Obituary: The Death of Transactional Recruiting

LinkedIn and the latest HR technology offerings are killing the transactional recruiter.

This is a good thing.

What is transactional recruiting?

I contend there are two employment markets. The first offers active candidates ill-defined lateral transfers -- aka jobs. People interested in these types of jobs represent only about 15% of the total talent market for any class of job. Due to the lack of clarification around real job needs, people taking these jobs are more disengaged and, as a result, underperform and have more turnover.

LinkedIn is automating just about everything needed to bring active candidates together with open job requisitions without a middleman. This is called disintermediation or now known as the Uberization of traditional business process.

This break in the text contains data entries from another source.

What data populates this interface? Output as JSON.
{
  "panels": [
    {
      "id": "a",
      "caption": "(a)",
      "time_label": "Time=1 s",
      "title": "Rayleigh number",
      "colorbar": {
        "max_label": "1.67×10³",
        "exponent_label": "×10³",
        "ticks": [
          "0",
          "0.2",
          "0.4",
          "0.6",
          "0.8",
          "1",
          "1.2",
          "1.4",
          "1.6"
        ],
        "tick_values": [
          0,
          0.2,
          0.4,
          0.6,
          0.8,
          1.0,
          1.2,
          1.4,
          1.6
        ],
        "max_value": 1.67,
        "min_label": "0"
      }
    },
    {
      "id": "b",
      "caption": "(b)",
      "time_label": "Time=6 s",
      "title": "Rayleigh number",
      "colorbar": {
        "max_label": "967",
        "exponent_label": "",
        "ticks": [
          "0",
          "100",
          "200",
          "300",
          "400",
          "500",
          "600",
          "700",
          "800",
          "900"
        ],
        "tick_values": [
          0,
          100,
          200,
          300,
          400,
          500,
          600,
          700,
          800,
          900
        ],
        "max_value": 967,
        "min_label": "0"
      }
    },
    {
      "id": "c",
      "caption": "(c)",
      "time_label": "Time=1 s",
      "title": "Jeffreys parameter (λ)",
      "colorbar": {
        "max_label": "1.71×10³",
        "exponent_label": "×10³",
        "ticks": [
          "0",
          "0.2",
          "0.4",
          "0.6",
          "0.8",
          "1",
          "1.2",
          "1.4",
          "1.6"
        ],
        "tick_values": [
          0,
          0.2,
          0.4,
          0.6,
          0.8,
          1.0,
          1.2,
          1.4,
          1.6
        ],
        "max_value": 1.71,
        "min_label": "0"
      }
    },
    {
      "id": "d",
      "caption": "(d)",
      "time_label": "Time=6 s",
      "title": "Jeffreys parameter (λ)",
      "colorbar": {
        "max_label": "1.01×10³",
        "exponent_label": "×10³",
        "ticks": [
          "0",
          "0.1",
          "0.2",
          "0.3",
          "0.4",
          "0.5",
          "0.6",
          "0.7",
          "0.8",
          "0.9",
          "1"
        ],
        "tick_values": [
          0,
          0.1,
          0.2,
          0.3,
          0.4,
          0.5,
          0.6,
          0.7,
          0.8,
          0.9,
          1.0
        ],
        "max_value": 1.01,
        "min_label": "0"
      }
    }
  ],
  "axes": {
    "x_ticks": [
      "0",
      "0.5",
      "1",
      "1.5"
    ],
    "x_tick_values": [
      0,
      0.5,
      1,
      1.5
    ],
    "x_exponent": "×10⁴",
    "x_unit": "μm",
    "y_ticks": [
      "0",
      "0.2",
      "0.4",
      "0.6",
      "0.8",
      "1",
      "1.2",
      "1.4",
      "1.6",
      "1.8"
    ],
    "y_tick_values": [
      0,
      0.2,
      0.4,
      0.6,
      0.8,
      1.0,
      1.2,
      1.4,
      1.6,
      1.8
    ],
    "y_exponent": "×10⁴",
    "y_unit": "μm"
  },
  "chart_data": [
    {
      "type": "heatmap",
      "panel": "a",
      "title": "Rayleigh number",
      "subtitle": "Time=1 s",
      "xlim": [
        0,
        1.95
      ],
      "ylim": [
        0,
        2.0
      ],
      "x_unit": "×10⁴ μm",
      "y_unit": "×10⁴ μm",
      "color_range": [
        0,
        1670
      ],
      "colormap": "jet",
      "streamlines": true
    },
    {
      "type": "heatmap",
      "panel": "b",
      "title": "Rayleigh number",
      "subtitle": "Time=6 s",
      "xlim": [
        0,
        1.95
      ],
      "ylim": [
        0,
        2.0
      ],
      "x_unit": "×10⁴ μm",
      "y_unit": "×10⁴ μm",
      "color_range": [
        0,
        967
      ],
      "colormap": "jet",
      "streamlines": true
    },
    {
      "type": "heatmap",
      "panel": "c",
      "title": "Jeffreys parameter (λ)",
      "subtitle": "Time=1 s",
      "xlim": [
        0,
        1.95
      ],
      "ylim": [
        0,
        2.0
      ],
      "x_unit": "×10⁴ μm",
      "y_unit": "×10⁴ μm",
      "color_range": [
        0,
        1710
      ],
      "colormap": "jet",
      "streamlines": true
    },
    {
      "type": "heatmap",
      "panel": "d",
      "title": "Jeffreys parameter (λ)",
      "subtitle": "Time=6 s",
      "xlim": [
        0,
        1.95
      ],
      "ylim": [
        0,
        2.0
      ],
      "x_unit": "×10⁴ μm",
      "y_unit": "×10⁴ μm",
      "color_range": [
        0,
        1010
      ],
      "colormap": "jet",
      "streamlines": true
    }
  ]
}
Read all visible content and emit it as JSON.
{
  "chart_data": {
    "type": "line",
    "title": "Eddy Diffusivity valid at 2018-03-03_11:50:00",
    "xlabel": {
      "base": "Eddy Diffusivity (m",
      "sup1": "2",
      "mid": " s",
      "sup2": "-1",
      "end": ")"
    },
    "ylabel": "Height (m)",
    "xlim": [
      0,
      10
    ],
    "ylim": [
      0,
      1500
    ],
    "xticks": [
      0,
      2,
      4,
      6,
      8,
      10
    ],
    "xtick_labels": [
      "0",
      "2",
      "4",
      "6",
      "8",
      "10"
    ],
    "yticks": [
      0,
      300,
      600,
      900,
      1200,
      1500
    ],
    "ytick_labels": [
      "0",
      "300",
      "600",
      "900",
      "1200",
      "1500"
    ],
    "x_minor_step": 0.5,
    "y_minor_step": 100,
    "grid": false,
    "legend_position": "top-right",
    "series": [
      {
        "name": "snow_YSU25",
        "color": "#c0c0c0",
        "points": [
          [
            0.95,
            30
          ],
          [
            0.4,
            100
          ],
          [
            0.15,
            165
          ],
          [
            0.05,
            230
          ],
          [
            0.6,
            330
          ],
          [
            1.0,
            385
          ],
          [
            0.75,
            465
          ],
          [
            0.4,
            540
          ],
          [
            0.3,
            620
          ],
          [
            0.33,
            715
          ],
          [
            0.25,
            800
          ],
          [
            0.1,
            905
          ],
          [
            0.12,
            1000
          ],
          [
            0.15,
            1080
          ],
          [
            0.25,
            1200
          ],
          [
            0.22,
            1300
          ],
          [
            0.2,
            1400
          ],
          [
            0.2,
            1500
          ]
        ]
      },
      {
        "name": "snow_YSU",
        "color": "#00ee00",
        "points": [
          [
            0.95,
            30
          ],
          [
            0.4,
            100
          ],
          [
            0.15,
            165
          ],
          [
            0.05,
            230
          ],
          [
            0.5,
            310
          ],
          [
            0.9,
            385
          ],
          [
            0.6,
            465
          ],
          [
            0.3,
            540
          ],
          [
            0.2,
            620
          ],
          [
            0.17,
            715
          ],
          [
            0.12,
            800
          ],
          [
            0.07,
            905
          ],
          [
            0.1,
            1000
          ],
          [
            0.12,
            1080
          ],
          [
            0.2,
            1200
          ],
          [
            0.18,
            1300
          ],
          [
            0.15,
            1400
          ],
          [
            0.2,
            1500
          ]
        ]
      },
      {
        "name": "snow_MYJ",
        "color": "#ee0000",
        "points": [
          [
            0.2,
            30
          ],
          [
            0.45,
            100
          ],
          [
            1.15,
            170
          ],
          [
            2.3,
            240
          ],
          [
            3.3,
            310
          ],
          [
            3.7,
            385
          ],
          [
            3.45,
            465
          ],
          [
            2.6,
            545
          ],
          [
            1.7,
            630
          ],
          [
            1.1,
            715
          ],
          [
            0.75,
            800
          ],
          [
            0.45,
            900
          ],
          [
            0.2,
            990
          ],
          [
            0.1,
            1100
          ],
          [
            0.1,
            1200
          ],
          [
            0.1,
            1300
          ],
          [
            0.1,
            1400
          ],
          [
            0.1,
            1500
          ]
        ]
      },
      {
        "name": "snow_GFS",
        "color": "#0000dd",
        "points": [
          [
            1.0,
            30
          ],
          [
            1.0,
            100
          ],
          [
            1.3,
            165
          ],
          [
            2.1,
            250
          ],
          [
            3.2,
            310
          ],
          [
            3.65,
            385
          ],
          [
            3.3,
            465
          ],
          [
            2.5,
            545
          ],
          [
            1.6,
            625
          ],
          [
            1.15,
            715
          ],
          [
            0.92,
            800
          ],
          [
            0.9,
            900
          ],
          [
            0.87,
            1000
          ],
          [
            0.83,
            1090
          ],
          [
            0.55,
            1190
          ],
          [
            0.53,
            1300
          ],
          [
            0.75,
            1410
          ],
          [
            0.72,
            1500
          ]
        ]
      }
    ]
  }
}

In a few years this will relegate recruiters who work in this market to mere cogs in the hiring process.

Filling jobs this way is called transactional recruiting. Technological advances are reducing the need for recruiters to engage with candidates other than as customer service agents. The trend will be that those recruiters who remain in this role will handle ever increasing requisitions and spend far less time advising and counseling hiring managers and candidates.

The consultative recruiting process is winning over

The second employment market targets the 85% of the talent market who are interested in meaningful career moves. People in this group are largely passive candidates and the best active candidates. A career move is defined as a job switch that offers the person a minimum 30% non-monetary increase. This is the sum of job stretch, faster job growth and a richer mix of more satisfying work. People taking career moves tend to have increased performance, higher job satisfaction and engagement and, as a result, less turnover.

Matching top performing candidates with career opportunities requires superior consultative recruiting skills. This is comparable to solution selling involving discovery, needs analysis and the crafting of custom solutions that result in a win-win for both the candidate and the hiring manager.

Offering candidates career moves rather than lateral transfers offers companies an opportunity to raise the talent level of every person hired, increase on-the-job performance, improve job satisfaction and reduce turnover. Skilled consultative recruiters are essential for achieving these important strategic objectives.

Here are some things you can do on your next search project to test this consultative recruiting process out.

Testing the Impact of Shifting to a Consultative Recruiting Model

1. Define the actual work, not the skills needed to do the work.

The recruiter and hiring manager both need to understand what the person in the job will actually do. Creating 5-6 SMARTe tasks is one way to prepare these types of performance-based job descriptions. The difference between this job and what the candidate is now doing represents the career move.

2. Slow down – it’s about time.

It takes hours spread out over weeks for a top person to learn enough about a job opening to determine if it represents a career move and is worth changing positions. To start the process when contacting passive candidates, don’t sell the job, sell a 10-minute discussion to see if one of your openings has the potential to represent a career move. This takes the pressure off and leads to a more open and natural career conversation.

3. Add an exploratory phone conversation with the hiring manager.

The best people want to talk to the hiring manager before they’ll agree to become candidates. Hiring managers interested in hiring the best are always willing to add this step into the process. The objective of the call is to mutually share information about the job and the person’s background to determine if it could represent a career move.

4. Determine or create the career move possibility.

You need to use a Performance-based Interview to determine the difference between the candidate’s past accomplishments and your actual job needs. This is how you determine if your opening represents a 30% non-monetary increase.

5. Test the offer – it’s not about the money.

Before you make the formal offer ask your candidate to put the compensation package in the parking lot. Then ask the person to tell you why he or she believes the job represents a career move. If the answer is not convincing, you’re hiring the wrong person.

Once you use this consultative approach a few times just compare the quality of the candidates at the top of the funnel and the finalists at the bottom to those found using the more traditional transactional process. A consultative recruiting process is not about reducing costs or hiring people more quickly. It’s about hiring the best people. Slowly.